CEO Peter Wedgwood says this issue remains “surprisingly absent” from the current debate on how to achieve best outcomes for employees and employers.
“Yet each year over 6000 Australian companies become insolvent and around 4000 of these end up in the hands of liquidators or receivers,” he said. “Companies in Australia are not obliged to make provision in their accounts for redundancy payments, as long as they are a going concern.”
Mr Wedgwood says the Federal Government’s General Employee Entitlements and Redundancy Scheme (GEERS) is limited in its scope with capped payouts.
“Experience of recent collapses shows the loyal and long-term workforce, together with better paid white-collar workers, are at most risk when there are no assets left to fund employee entitlements,” he said.

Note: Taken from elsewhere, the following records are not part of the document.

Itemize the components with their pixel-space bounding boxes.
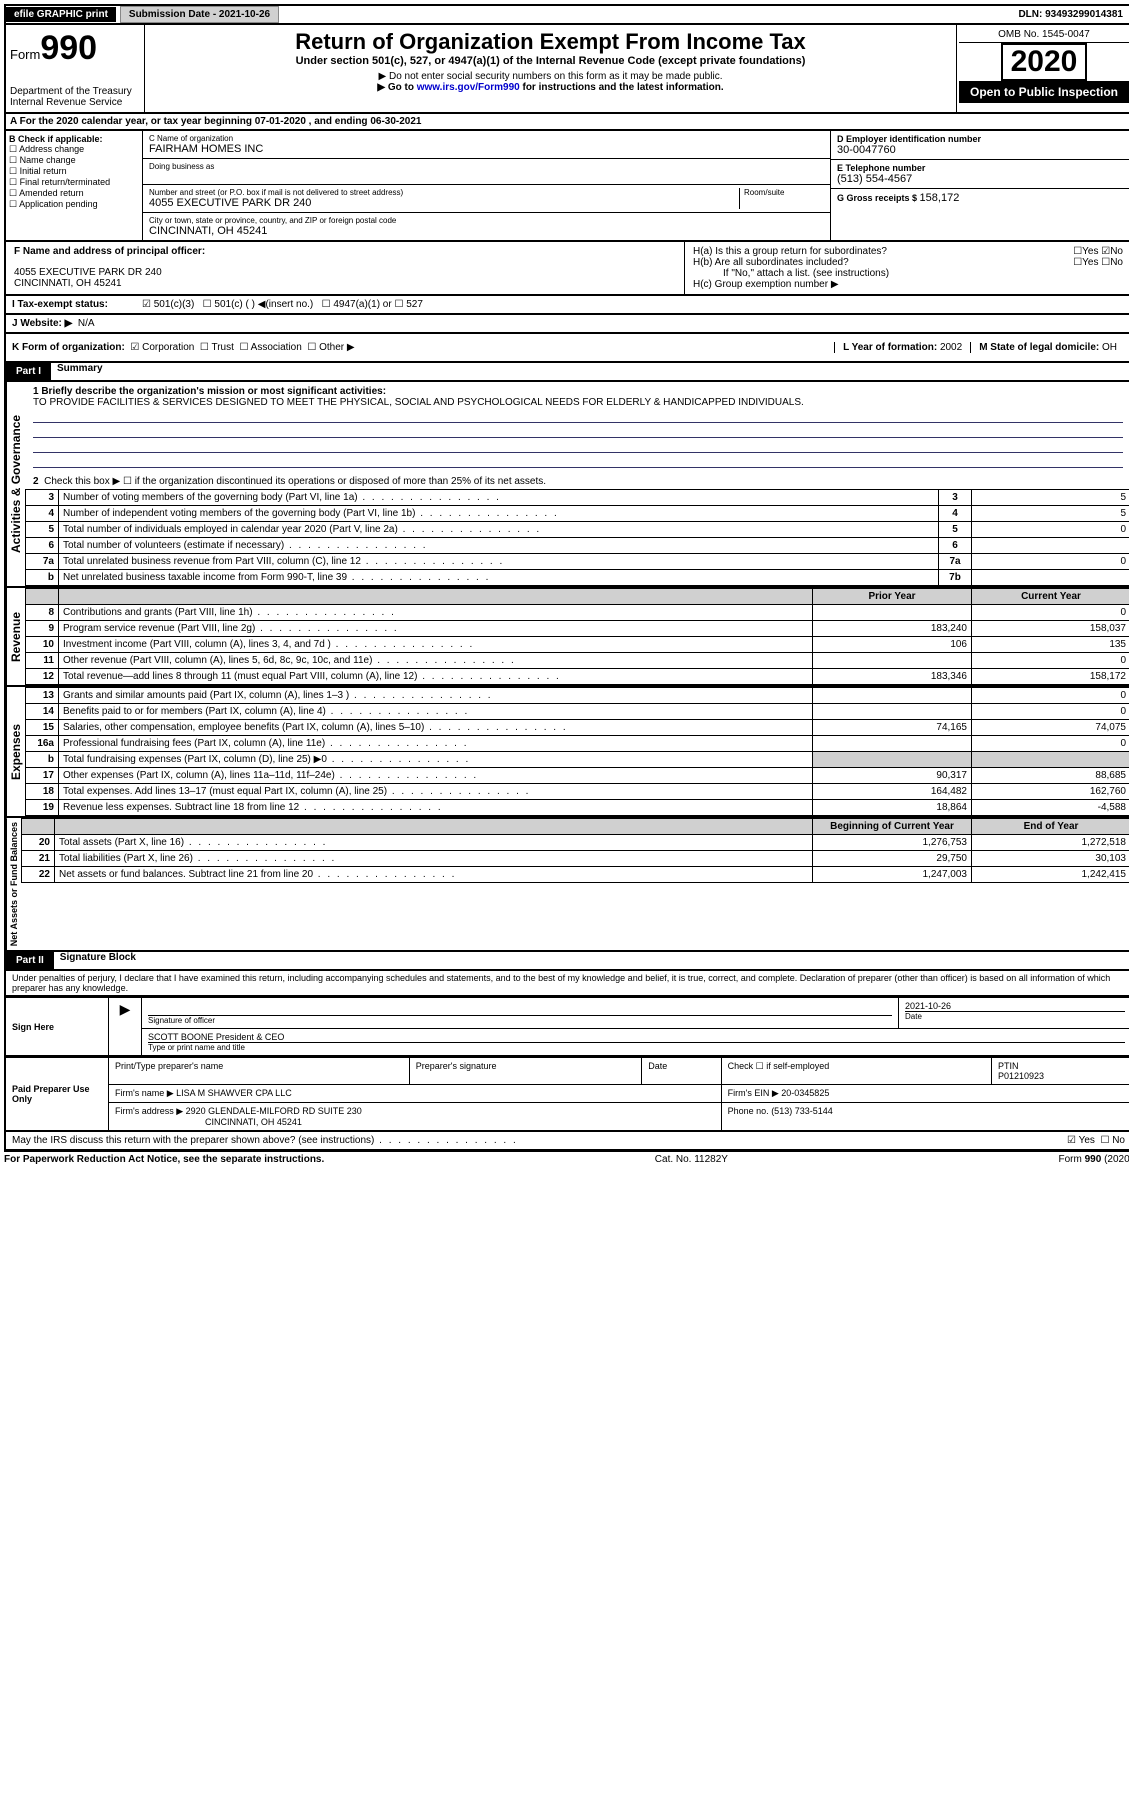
chk-name-change[interactable]: Name change	[9, 155, 139, 166]
activities-table: 3Number of voting members of the governi…	[25, 489, 1129, 586]
part1-title: Summary	[51, 363, 103, 380]
chk-501c3[interactable]: 501(c)(3)	[142, 299, 194, 310]
firm-addr2: CINCINNATI, OH 45241	[115, 1117, 302, 1127]
state-domicile: OH	[1102, 342, 1117, 353]
top-bar: efile GRAPHIC print Submission Date - 20…	[4, 4, 1129, 25]
box-deg: D Employer identification number 30-0047…	[830, 131, 1129, 240]
form-title: Return of Organization Exempt From Incom…	[149, 29, 952, 55]
officer-addr1: 4055 EXECUTIVE PARK DR 240	[14, 267, 676, 278]
vtab-revenue: Revenue	[6, 588, 25, 685]
signature-declaration: Under penalties of perjury, I declare th…	[4, 971, 1129, 997]
box-c: C Name of organization FAIRHAM HOMES INC…	[143, 131, 830, 240]
tax-period: A For the 2020 calendar year, or tax yea…	[4, 114, 1129, 131]
form-subtitle-2: ▶ Do not enter social security numbers o…	[149, 71, 952, 82]
chk-final-return[interactable]: Final return/terminated	[9, 177, 139, 188]
form-subtitle-3: ▶ Go to www.irs.gov/Form990 for instruct…	[149, 82, 952, 93]
footer-left: For Paperwork Reduction Act Notice, see …	[4, 1154, 324, 1165]
form-subtitle-1: Under section 501(c), 527, or 4947(a)(1)…	[149, 55, 952, 67]
part2-header: Part II	[6, 952, 54, 969]
netassets-block: Net Assets or Fund Balances Beginning of…	[4, 818, 1129, 952]
part1-header: Part I	[6, 363, 51, 380]
arrow-icon: ▶	[120, 1001, 131, 1017]
part2-title: Signature Block	[54, 952, 136, 969]
chk-501c[interactable]: 501(c) ( ) ◀(insert no.)	[203, 299, 314, 310]
chk-other[interactable]: Other ▶	[307, 342, 354, 353]
paid-preparer-block: Paid Preparer Use Only Print/Type prepar…	[4, 1057, 1129, 1132]
chk-corporation[interactable]: Corporation	[130, 342, 194, 353]
mission-text: TO PROVIDE FACILITIES & SERVICES DESIGNE…	[33, 397, 1123, 408]
revenue-block: Revenue Prior YearCurrent Year8Contribut…	[4, 588, 1129, 687]
form-number: Form990	[10, 29, 140, 68]
box-h: H(a) Is this a group return for subordin…	[685, 242, 1129, 294]
section-fh: F Name and address of principal officer:…	[4, 242, 1129, 296]
firm-phone: (513) 733-5144	[771, 1106, 833, 1116]
vtab-netassets: Net Assets or Fund Balances	[6, 818, 21, 950]
sign-date: 2021-10-26	[905, 1001, 1125, 1012]
efile-label: efile GRAPHIC print	[6, 7, 116, 22]
firm-name: LISA M SHAWVER CPA LLC	[176, 1088, 292, 1098]
omb-number: OMB No. 1545-0047	[959, 27, 1129, 43]
section-j: J Website: ▶ N/A	[4, 315, 1129, 334]
box-f-label: F Name and address of principal officer:	[14, 246, 676, 257]
dept-treasury: Department of the Treasury	[10, 86, 140, 97]
vtab-expenses: Expenses	[6, 687, 25, 816]
footer-mid: Cat. No. 11282Y	[655, 1154, 728, 1165]
officer-addr2: CINCINNATI, OH 45241	[14, 278, 676, 289]
footer-right: Form 990 (2020)	[1059, 1154, 1129, 1165]
section-klm: K Form of organization: Corporation Trus…	[4, 334, 1129, 363]
ein: 30-0047760	[837, 144, 1125, 156]
chk-initial-return[interactable]: Initial return	[9, 166, 139, 177]
tax-year: 2020	[1001, 43, 1088, 81]
section-bcdeg: B Check if applicable: Address change Na…	[4, 131, 1129, 242]
telephone: (513) 554-4567	[837, 173, 1125, 185]
expenses-table: 13Grants and similar amounts paid (Part …	[25, 687, 1129, 816]
org-city: CINCINNATI, OH 45241	[149, 225, 824, 237]
chk-address-change[interactable]: Address change	[9, 144, 139, 155]
box-b: B Check if applicable: Address change Na…	[6, 131, 143, 240]
dln: DLN: 93493299014381	[1010, 7, 1129, 22]
firm-addr1: 2920 GLENDALE-MILFORD RD SUITE 230	[186, 1106, 362, 1116]
submission-date: Submission Date - 2021-10-26	[120, 6, 279, 23]
year-formation: 2002	[940, 342, 962, 353]
chk-application-pending[interactable]: Application pending	[9, 199, 139, 210]
chk-association[interactable]: Association	[239, 342, 301, 353]
gross-receipts: 158,172	[920, 192, 960, 204]
sign-here-block: Sign Here ▶ Signature of officer 2021-10…	[4, 997, 1129, 1057]
section-i: I Tax-exempt status: 501(c)(3) 501(c) ( …	[4, 296, 1129, 315]
officer-name: SCOTT BOONE President & CEO	[148, 1032, 1125, 1043]
org-address: 4055 EXECUTIVE PARK DR 240	[149, 197, 739, 209]
chk-trust[interactable]: Trust	[200, 342, 234, 353]
chk-4947[interactable]: 4947(a)(1) or	[322, 299, 392, 310]
footer: For Paperwork Reduction Act Notice, see …	[4, 1151, 1129, 1165]
sign-here-label: Sign Here	[5, 998, 109, 1057]
form-header: Form990 Department of the Treasury Inter…	[4, 25, 1129, 114]
revenue-table: Prior YearCurrent Year8Contributions and…	[25, 588, 1129, 685]
ptin: P01210923	[998, 1071, 1044, 1081]
chk-527[interactable]: 527	[394, 299, 422, 310]
open-to-public: Open to Public Inspection	[959, 81, 1129, 103]
expenses-block: Expenses 13Grants and similar amounts pa…	[4, 687, 1129, 818]
chk-amended-return[interactable]: Amended return	[9, 188, 139, 199]
irs-link[interactable]: www.irs.gov/Form990	[417, 82, 520, 93]
website: N/A	[78, 318, 95, 329]
activities-governance-block: Activities & Governance 1 Briefly descri…	[4, 382, 1129, 588]
paid-preparer-label: Paid Preparer Use Only	[5, 1058, 109, 1132]
org-name: FAIRHAM HOMES INC	[149, 143, 824, 155]
vtab-activities: Activities & Governance	[6, 382, 25, 586]
dept-irs: Internal Revenue Service	[10, 97, 140, 108]
discuss-row: May the IRS discuss this return with the…	[4, 1132, 1129, 1151]
firm-ein: 20-0345825	[781, 1088, 829, 1098]
netassets-table: Beginning of Current YearEnd of Year20To…	[21, 818, 1129, 883]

He says the changes under GEERS will actually make it significantly more difficult for redundant workers to access their entitlements because it mandates that a company has to go into liquidation, rather than receivership or administration, before it becomes eligible.
“GEERS is a discretionary and unlegislated scheme,” he said. “There is no guarantee of payment; therefore it is inherently unreliable. Payment calculations are based on a maximum annual wage of $90,400 a year and GEERS pays only eight weeks retrenchment, when many awards stipulate 16 weeks or more.”
Mr Wedgwood says Assetinsure has introduced an insurance bond that covers the full entitlements detailed in employment contracts.